Playing in the Wash with Jonathan Lyndon Chase
Elias Rodriques
In his 2021 installation at the Fabric Workshop Museum, “Big Wash,” Black Philadelphia-based visual artist Jonathan Lyndon Chase calls attention to a space most of us would rather forget: The laundromat. Taking up one full floor of the museum, the installation recreates the checkered tiled floors of the laundromat, the metal carts used to transport clothing, and washing machines as a means of reimagining the space of care work—the laundromat—into a space of intimacy. The boxers hanging from clotheslines across the rooms and the portraits of queer Black lovers in various states of undress lining the walls work to assert the importance of laundromats to kinship (as a place where parents without access to laundry machines bring their otherwise unsupervised young when cleaning while doing the labor that is necessary to care for their kin) and to romance (as a place where people clean the very clothes they put on and take off in courtship).

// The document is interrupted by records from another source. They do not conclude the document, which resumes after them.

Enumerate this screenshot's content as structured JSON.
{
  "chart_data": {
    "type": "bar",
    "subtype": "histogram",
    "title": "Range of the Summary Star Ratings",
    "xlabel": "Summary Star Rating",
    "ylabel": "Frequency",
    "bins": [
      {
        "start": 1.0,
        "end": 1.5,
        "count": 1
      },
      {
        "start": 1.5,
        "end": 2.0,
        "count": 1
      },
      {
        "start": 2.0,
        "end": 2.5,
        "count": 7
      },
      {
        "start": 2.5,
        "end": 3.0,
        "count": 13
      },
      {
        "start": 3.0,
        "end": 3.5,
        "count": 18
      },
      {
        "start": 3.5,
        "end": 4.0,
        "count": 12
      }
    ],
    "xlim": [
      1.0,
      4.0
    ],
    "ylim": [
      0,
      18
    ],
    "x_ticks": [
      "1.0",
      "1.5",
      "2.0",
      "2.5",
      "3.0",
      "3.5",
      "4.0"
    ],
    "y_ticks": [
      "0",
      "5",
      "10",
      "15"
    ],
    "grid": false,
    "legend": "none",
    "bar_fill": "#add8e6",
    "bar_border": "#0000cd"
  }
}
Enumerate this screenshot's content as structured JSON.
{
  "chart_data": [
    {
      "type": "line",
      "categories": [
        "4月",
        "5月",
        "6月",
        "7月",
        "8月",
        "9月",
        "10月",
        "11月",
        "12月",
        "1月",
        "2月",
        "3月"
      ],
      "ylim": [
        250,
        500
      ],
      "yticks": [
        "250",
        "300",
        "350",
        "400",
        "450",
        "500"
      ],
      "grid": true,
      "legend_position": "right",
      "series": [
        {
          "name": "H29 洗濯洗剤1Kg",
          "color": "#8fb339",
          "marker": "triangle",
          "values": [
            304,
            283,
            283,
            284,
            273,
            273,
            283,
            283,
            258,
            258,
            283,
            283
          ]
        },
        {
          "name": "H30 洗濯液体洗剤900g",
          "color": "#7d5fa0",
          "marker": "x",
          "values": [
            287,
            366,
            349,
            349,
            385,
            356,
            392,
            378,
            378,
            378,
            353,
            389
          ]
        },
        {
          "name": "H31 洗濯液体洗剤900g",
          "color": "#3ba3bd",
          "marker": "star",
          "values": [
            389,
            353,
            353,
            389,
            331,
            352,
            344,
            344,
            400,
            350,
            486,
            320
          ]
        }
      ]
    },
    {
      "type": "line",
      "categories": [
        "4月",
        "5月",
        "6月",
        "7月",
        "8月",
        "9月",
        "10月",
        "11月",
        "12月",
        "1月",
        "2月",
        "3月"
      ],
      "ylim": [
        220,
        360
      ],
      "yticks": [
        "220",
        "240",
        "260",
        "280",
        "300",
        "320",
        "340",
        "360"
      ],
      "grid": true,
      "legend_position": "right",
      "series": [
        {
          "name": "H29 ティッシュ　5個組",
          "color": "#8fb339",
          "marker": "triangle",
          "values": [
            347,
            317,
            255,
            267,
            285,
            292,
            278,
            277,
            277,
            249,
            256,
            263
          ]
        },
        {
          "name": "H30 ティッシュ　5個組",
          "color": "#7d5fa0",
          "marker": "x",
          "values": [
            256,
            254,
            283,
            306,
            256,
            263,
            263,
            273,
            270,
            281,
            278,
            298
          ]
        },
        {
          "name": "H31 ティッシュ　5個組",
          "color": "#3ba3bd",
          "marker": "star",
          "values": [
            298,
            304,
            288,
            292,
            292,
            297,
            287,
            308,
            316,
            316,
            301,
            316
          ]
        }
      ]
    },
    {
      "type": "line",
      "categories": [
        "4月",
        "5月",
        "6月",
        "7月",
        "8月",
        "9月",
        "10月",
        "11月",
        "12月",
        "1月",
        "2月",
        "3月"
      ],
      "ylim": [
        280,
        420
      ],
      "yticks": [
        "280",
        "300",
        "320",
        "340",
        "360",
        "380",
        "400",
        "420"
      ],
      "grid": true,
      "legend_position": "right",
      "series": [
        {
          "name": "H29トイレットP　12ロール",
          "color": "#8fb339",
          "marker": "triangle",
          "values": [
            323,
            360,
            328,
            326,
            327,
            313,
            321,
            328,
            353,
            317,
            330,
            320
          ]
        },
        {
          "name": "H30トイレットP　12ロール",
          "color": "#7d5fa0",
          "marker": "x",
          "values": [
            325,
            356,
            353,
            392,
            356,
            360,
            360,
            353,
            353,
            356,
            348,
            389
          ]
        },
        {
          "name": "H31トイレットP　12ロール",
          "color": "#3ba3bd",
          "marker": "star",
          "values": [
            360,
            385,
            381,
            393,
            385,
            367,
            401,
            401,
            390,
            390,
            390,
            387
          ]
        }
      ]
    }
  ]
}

Central to Chase’s efforts, I will argue, is play. The art style itself, especially in the faux-graffiti on the laundry machines, centers play in its mimicry of childlike painting styles. This formal play coalesces with the piece’s content: In Chase’s installation, the laundromat, as the space in which poor Black queer people clean their clothes, becomes the site that enables the subversion of gender norms through roleplay. As I will argue first through an overview of Chase’s earlier work and then through an extended analysis of “The Big Wash,” this installation in particular and Chase’s oeuvre more generally remind that Black play has the potential to transform infrastructures of predation and profit into sites that enable the kinds of alternative sociality that prefigure a world free from such marginalization and oppression.